Dr Anne Stobart
Honorary Appointment
History
Anne Stobart is an experienced medical herbalist and researcher into herbal history and medicinal agroforestry. She has advised on the design of healing gardens and permaculture projects. During her career in adult, further and higher education she gained a postgraduate degree in Women’s Studies at the University of Exeter, beginning a persisting interest in the history of medicine and women healers. She is trained as a consultant medical herbalist with expertise in relevant clinical sciences and materia medica. In 2000, Anne joined Middlesex University to teach on, and subsequently manage, the honours degree programme for professional clinical practitioners of herbal medicine. Her doctoral thesis formed the basis of Household Medicine in Seventeenth-Century England which was published in 2016. Anne was a lead founder in the establishment of the Herbal History Research Network which has promoted scholarly activity and links between herbal practitioners and historians of medicine. She jointly edited the publication Critical Approaches to the History of Western Herbal Medicine: From Classical Antiquity to the Early Modern Period (2014) which brings together a wide range of herbal history research articles (and is now available as open access). She is a member of the advisory board for the Journal of Herbal Medicine. In 2025, Anne received the Lesley Matthew's medal from the British Society for the History of Pharmacy, its highest honour, for original and scholarly work in the wide-ranging history of British pharmacy.

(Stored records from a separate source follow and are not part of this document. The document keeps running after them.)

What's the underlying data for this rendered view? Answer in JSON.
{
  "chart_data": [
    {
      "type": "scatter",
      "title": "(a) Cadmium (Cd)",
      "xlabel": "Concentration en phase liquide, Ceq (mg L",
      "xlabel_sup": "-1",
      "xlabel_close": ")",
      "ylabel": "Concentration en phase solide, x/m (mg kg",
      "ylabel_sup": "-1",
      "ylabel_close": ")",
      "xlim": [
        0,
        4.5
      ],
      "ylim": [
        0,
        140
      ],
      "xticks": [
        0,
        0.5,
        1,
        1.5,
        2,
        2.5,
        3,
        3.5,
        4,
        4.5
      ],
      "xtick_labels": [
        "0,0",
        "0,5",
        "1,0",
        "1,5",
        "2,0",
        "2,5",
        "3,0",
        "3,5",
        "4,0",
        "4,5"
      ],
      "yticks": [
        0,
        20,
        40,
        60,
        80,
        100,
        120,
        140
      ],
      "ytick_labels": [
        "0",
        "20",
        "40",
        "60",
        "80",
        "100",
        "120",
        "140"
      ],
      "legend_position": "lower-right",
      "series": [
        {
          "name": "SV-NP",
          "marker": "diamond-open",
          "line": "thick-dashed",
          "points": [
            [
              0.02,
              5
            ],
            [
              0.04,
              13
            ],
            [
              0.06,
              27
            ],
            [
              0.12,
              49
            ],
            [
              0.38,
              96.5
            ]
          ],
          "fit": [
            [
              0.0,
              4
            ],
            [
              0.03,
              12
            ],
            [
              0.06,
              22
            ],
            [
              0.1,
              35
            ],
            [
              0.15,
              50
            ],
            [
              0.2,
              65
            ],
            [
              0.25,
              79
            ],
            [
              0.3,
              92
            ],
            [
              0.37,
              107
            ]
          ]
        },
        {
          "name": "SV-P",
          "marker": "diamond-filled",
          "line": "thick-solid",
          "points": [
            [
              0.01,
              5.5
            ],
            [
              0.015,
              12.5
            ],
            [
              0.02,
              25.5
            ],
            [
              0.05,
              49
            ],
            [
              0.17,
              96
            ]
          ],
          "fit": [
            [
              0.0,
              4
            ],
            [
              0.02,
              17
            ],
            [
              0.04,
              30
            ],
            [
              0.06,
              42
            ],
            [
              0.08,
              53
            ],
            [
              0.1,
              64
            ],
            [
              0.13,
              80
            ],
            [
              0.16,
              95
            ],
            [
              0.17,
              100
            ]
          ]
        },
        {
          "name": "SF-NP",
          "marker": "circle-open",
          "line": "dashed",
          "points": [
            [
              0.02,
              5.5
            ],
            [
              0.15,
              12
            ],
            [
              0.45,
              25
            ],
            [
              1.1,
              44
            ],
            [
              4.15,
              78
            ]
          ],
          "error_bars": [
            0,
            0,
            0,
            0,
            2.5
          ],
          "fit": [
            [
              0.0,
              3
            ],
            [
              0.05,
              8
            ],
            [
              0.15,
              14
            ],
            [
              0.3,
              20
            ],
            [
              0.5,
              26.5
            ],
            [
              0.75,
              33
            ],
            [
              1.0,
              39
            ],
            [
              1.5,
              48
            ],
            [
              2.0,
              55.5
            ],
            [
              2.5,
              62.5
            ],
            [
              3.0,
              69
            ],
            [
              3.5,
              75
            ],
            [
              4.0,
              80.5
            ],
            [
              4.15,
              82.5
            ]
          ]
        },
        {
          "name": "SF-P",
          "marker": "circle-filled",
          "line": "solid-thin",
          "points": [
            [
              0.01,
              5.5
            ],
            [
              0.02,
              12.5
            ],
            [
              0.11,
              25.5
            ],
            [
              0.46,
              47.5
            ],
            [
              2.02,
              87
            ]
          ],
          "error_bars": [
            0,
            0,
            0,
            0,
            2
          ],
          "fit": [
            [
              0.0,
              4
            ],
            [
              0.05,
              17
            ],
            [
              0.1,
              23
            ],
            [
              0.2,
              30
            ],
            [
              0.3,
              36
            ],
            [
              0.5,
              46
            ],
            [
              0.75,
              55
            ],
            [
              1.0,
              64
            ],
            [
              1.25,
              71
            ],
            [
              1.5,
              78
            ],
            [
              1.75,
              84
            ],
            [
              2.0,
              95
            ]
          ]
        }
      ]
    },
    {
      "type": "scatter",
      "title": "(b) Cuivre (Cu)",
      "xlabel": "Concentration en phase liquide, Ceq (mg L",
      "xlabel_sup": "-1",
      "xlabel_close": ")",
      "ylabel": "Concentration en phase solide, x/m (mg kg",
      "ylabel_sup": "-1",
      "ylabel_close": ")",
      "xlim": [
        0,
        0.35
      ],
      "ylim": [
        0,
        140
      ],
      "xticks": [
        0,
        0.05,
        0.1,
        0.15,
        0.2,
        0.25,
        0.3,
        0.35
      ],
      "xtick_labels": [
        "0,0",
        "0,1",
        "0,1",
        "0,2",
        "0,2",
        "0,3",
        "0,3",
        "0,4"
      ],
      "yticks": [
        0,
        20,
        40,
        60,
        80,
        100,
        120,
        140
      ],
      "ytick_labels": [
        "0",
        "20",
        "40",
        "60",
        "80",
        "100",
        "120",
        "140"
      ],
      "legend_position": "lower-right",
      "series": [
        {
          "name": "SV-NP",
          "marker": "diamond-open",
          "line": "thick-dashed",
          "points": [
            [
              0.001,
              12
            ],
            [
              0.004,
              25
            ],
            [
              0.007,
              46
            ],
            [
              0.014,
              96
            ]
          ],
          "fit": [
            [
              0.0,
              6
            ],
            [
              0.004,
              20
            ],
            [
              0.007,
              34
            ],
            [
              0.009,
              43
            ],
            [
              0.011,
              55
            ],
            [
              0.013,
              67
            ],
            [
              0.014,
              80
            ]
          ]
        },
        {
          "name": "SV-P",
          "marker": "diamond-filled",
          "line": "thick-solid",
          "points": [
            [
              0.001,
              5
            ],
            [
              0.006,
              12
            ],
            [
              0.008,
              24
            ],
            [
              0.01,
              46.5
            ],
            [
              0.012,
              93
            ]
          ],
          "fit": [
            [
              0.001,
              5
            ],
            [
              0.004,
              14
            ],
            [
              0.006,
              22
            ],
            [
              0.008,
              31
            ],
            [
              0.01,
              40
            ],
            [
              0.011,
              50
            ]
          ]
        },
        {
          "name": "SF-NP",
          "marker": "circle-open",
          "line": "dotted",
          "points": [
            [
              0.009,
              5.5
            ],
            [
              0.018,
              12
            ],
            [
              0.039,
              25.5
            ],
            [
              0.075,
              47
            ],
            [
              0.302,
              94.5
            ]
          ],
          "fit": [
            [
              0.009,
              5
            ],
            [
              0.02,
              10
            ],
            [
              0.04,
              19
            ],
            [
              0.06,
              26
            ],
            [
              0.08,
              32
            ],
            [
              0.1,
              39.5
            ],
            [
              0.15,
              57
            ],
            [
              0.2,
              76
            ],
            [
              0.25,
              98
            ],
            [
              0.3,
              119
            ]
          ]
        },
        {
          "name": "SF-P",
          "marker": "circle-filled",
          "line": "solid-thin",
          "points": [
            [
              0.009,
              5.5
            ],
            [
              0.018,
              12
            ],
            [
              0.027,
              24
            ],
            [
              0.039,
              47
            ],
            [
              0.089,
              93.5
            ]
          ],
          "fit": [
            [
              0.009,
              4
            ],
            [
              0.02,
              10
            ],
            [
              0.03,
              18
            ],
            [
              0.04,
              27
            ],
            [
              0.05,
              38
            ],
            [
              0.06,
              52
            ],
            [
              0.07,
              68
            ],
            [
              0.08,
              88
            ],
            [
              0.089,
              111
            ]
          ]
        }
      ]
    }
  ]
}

After leaving her Middlesex University post in London in 2010, Anne focused on the Holt Wood Herbs project in Devon, redeveloping a redundant conifer plantation as a woodland source of medicinal plants. Through this project she sought to develop sustainable ways of cultivating and using medicinal trees and shrubs, drawing on past practices and promoting new and regenerative approaches using permaculture design principles. A publication arising from this project is fully referenced and is The Medicinal Forest Garden Handbook. Subsequently she has established the Medicinal Forest Garden Trust website to encourage further education and research into designs supporting biodiversity and resilience of medicinal plant supplies. Anne has also published research articles on historical recipes and the history of herbal medicine, and has a continuing interest in research into agroforestry and permaculture related to herbal medicine.